ドイツの東Westfalen地方でプロジェクトに参加する174社のうち38社が出展した。クラウドサービスなどの上位系のシステムと連携するソリューションや、製造レシピを動的に変更するシステム、装置間での情報の授受、リアルタイムでの状態監視やエネルギーモニタリングなどに関連する技術が多く展示されていた。システムの呼び方は各社によってそれぞれ異なるものの「サイバーフィジカルシステム」を強く意識した展示がほとんどだった。
こうした要素を「全部入り」にしたシステムの1つの例として、ベッコフが展示した「スマートファクトリ」デモを紹介しよう。【前編】で紹介した、ドイツのnobilia(ノビリア)のように、生産品が全品仕様が異なるということを想定し、その生産システムをシンプルに抽象化。さらにそれをクラウドサービスと連携させ、スマートグラスによる監視と制御を行うというものだ。全てのシステムを単一のコントローラーに統合したことが特徴となる。

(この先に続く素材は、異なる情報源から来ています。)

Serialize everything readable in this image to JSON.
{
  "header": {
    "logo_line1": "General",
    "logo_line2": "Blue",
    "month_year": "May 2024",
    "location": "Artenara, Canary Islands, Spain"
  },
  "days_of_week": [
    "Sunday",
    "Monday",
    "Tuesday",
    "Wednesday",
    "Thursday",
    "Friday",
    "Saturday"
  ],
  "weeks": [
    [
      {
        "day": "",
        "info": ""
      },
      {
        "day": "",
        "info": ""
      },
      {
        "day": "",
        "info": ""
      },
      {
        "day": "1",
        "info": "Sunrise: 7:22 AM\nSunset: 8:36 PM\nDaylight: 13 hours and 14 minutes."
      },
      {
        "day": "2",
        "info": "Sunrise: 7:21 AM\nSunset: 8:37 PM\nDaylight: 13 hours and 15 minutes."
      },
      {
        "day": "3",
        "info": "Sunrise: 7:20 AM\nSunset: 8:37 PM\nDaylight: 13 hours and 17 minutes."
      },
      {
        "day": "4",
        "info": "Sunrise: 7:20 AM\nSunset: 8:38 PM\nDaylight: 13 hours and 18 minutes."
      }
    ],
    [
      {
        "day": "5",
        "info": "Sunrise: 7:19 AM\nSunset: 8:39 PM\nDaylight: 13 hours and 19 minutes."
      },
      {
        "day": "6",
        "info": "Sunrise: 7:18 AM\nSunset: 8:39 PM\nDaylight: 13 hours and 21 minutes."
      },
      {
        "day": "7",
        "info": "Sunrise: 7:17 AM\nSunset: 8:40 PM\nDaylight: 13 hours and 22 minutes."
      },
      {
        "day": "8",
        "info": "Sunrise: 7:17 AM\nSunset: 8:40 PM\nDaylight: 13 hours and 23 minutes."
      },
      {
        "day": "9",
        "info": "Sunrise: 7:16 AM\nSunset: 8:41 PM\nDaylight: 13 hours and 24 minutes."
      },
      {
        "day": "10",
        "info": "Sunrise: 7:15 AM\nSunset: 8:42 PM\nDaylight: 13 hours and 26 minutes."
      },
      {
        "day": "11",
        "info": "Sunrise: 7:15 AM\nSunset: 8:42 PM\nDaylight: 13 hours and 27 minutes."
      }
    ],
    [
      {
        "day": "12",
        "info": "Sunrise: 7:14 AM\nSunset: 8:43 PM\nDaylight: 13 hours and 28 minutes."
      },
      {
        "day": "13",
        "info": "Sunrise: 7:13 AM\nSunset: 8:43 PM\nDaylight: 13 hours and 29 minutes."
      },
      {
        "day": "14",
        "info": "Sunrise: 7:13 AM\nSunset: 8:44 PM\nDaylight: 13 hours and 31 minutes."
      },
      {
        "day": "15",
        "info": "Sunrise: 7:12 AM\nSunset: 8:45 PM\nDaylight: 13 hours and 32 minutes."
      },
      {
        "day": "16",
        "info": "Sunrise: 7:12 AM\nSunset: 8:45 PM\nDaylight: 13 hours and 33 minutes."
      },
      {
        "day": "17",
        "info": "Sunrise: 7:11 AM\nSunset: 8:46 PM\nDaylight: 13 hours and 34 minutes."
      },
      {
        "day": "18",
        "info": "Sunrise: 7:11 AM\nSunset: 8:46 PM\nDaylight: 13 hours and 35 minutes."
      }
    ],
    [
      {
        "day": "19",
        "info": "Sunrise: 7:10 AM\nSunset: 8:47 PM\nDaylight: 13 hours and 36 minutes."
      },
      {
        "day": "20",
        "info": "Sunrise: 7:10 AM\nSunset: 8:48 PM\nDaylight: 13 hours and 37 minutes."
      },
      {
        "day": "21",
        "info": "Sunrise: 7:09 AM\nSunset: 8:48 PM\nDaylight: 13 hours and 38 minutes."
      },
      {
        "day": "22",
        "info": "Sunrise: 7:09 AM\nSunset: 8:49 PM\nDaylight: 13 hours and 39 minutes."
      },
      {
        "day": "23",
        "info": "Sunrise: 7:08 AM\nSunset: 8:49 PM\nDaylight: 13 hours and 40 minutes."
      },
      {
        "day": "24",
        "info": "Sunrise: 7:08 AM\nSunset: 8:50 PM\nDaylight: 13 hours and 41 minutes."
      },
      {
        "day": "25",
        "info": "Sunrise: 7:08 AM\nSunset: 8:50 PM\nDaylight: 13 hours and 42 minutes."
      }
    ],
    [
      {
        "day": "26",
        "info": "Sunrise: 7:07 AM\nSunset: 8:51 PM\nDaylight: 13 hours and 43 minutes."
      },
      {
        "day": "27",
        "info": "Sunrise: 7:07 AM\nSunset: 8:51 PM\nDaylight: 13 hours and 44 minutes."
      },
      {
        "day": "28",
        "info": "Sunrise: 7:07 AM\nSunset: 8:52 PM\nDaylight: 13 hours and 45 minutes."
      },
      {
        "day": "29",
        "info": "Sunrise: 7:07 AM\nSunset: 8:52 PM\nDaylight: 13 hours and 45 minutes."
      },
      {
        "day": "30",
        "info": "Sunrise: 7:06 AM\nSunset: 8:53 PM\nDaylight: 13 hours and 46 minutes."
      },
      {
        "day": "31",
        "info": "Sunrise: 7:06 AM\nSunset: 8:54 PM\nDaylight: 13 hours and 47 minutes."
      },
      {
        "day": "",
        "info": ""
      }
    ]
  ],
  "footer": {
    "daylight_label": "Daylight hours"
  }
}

トレイに置かれた5種類の材料が、レシピに従ってデルタロボットでピックされ搬送機に載せられる。載せられた材料は、加工の種類によって異なるドリルステーションに運ばれる。指定の加工を受けた材料はその後、センサーによる検査システムで検品・計量された後、再びデルタロボットで搬出されるという内容だ。

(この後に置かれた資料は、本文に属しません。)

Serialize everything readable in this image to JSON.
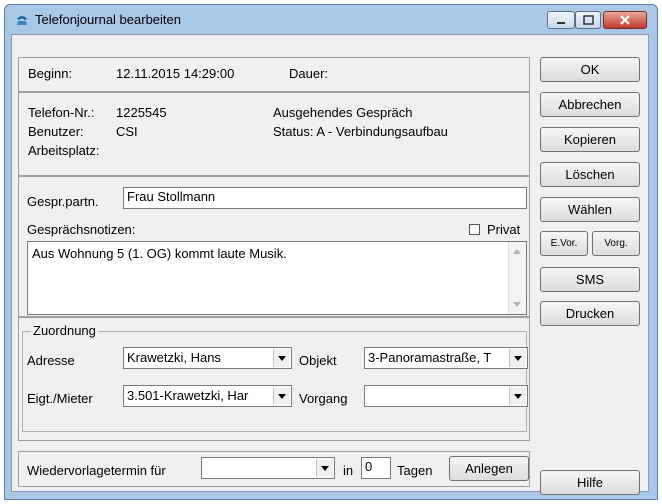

ドリルの振動やロボット・搬送システムのエネルギー消費履歴などが常に監視され、コントロールパネルに状況を表示をしたり、工程に割り込み・中止指令を動的に入れることなどが可能だ。さらに、クラウドを通じてタブレット端末やスマートグラスでこれらの監視・制御が可能となっている。そのため、Google Glassで読み取ったQRコードで、徒歩15分も離れた別ホールからデモシステムを制御するというなかなか先進的な体験が味わえた。
製造や保守の現場におけるスマートグラスの活用については、さまざまな実証実験も進んでいる(関連記事:Google Glassで飛行機を整備、JALとNRIがウェアラブルデバイス活用の実証実験)。「インダストリー4.0」の世界として、ウェアラブルデバイスによる、工場の遠隔監視や遠隔操作もまさに現実のものになってくるだろう。